Monday, May 11, 2009

The executions of Ethel and Julius Rosenberg

In HOLLYWOOD EXILE, or How I Learned to Love the Blacklist, Bernard Gordon writes about the effort by many, including the Pope, to stop the execution of convicted Soviet spies Ethel and Julius Rosenberg.

"The Supreme Court was in recess for the summer. A last-minute appeal to Justice William O. Douglas resulted in a stay of execution. It was standard procedure for a single designated justice to rule on a case until the full court could consider it. In this instance, good, old, warm friendly Ike took an unprecedented action. For the first time ever, he called all the scattered justices of the Supreme Court back into session. They considered the matter summarily, overruled Douglas, and adjourned to go back to their vacations...

"To appreciate the true magnitude of this atrocity, it is useful to know a few facts that have only recently been revealed and published. In 1997, Daniel Patrick Moynihan, senior senator from New York, wrote a report on government secrecy (Government Printing Office, 1997; published as Secrecy: The American Experience, Yale University Press, 1998). Through the Freedom of Information Act, Moynihan obtained previously classified documents that showed that

"[T]wo scientists at Los Alamos, Klaus Fuchs and Theodore Hall, did convey valuable atomic information to the Soviets; but neither had any connection to the Communist Party...
"Moynihan makes it clear that when the FBI put Julius and Ethel Rosenberg on trial for atomic espionage in March 1951, it had already learned, in May 1950, that real atomic secrets had been given to the Soviets by Theodore Hall....Hall was never charged with espionage and eventually moved to Britain, where he lived a long and happy life, while the United States executed the Rosenbergs for stealing 'the secret of the a-bomb'.
"The decoded Soviet cables show that Ethel was not a Soviet spy and that, while Julius had passed nonatomic information to the Soviets, the trial case against them was largely fabricated...
"Moynihan calls the execution of the Rosenbergs 'a harsh injustice...'
"Why didn't the FBI go after Hall?...Did the government execute the Rosenbergs and let Hall go because it didn't want to admit it had prosecuted the wrong people as atom spies? (John Wiener, The Nation, December 21, 1198)

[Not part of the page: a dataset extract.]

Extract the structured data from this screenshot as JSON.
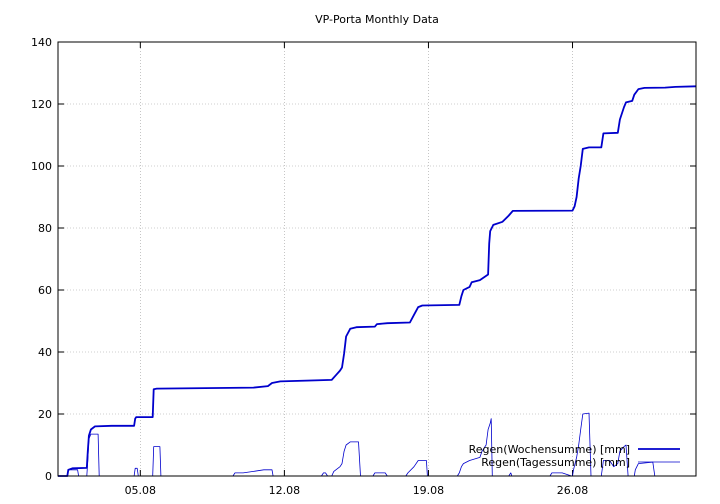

"After the Rosenbergs' execution, the political atmosphere in Hollywood became ever more poisonous. The studios that were run by Jews had to make it endlessly clear that there were Jews in America who were not atomic spies, that, in this instance quite literally, they were holier than the Pope. Any thought of an easing of the Hollywood blacklist now seemed hopelessly remote. What had once seemed a temporary political aberration, a moment in a changing world (and we believed that things did change), now seemed like a trap from which we would never escape.
"The party? During the early days of the blacklist, we had hung together. A cold wind was blowing and we needed each other for warmth, companionship, and mutual support. When Stalin died in 1953, rumors of the appalling nature of the dictatorship in the Soviet Union began to leak out. In early 1956, Khrushchev spoke publicly about Stalin's atrocities. This was quite different from Henry Luce of Time magazine of the Chandlers of the Los Angeles Times unfurling their anticommunist propaganda. This news could not be ignored. But by 1957, as the scope of Stalin's abominations became clear, many of our people had scattered to Mexico, New York, Europe; few of our members remained in the section, and functioning was desultory.
"In the party, we felt betrayed. A lifetime of dedication and sacrifice to help make a better world had put us on the side of an inconceivable butcher. We still felt that humane socialism was necessary to correct the brutality and inequity of our own system, but the party had lashed itself too tightly to the fate of the U.S.S.R. Unannounced, informally, most of us simply stopped attending meetings. We just faded away from the party."

*For me, it is interesting that of the autobiographies that I've read, those who became Communists during World War 2 - Edward Dymtryk and Bernard Gordon - became disillusioned after the War. Shelley Winters is the only one of whom I've read that joined the party in the early 1930s. She cut all ties after Stalin signed his pact with Hitler and then joined-in on the invasion of Poland. Knowing what Hitler was doing to the Jews in Germany, she could not stomach American Communists excusing Stalin's colaboration with Hitler.
*And howcome Roman Polanski, who was there, did not mention the Soviets invading Poland from the East at the same time that the Nazis were invading from the West in his movie THE PIANIST?